Keep your own culinary mastery in mind when you take this approach. If a recipe is too complicated for your skill level, you could end up making something a little gross or give up altogether. Patrathiranond’s app lets you combine recipes, then calculates the exact steps you need to take to make sure all of your dishes are ready and hot at the same time so nothing is cold or unappetizing. McClain, meanwhile, suggests watching cooking shows to see how the pros do it. It “helps a ton,” according to him.

“You see delicious food being made and eaten, and that has really helped me become more willing to try new things,” he said.

Visit new places

McClain recently moved from California to New York and began “dating someone who is more knowledgeable about types of food” than he is, he said. Being exposed to the diverse foods in New York—a combination of various cultural and region-specific dishes—has helped him overcome his pickiness.

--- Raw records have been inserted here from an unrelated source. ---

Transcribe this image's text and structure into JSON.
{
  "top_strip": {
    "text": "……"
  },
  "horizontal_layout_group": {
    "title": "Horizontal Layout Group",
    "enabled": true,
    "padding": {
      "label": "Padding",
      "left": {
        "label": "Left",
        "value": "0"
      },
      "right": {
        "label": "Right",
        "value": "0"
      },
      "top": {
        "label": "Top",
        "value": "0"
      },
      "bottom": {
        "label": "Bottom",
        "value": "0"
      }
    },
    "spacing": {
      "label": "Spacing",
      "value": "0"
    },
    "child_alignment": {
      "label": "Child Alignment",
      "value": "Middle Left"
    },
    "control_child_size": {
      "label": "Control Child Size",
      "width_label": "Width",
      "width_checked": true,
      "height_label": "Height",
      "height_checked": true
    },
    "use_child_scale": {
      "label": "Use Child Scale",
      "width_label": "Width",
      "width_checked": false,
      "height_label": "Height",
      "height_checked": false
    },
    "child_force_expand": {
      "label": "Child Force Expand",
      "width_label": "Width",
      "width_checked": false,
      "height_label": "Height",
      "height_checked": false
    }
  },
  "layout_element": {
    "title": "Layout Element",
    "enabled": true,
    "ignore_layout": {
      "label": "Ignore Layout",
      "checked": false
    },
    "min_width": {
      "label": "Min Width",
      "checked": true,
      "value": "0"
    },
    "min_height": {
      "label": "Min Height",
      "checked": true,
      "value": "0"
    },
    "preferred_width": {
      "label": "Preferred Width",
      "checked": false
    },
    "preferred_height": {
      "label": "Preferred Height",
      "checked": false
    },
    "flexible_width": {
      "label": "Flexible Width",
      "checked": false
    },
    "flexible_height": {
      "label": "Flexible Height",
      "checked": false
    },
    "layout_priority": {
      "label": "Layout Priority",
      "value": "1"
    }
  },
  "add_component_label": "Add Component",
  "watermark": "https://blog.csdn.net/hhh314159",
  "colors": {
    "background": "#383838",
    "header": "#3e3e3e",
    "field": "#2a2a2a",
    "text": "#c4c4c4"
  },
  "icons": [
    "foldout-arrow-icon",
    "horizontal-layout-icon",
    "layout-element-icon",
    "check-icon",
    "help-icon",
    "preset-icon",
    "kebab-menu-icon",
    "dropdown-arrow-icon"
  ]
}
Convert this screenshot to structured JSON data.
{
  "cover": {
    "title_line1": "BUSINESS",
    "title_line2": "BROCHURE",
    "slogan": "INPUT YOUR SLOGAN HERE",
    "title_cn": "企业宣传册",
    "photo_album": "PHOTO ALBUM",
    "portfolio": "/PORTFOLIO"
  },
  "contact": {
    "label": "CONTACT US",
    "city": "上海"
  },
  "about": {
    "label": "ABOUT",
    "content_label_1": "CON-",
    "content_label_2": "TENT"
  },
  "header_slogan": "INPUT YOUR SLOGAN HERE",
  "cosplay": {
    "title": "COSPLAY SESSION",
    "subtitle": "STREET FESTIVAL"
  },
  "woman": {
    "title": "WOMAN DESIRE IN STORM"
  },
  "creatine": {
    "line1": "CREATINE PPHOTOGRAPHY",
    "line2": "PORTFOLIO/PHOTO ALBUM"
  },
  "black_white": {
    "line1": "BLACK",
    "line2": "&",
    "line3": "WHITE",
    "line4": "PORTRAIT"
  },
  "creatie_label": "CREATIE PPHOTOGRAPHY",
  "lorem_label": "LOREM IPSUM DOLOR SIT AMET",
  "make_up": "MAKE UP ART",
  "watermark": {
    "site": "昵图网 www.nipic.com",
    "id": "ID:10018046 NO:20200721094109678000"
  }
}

You don’t need to buy a one-way ticket across the country to open yourself up to new flavors and meals. But when you do travel, set an intention to be open-minded and curious with your food. Always try the dishes and cuisines your destination is known for. On road trips, international adventures, visits to see your family, or business trips, remember to keep your goal of expanding your palate top of mind. Travel can be stressful, so having a fun side quest that complements the real purpose of your trip is beneficial in more ways than one.

Closer to home, try out new restaurants. Don’t stick with what you know just because you know it. No matter where you live, we’re willing to bet there’s something delicious nearby you haven’t tried yet.

Don’t give up

You will definitely eat something you hate at some point, but it’s better to know and avoid that food going forward than to not try at all. Don’t let a bad experience discourage you from searching for new foods you will like.

“Give every new food, flavor, or cuisine at least a couple tries before deciding whether you like it or not,” Patrathiranond said. “Many ingredients taste completely different when cooked in a different way. So you might not like boiled carrots but then discover that you love roasted ones.”

McClain feels the same: “Food is always capable of being delicious, so I try to keep that in mind with trying new things. I will also give things a try more than once. Everything deserves a second chance.”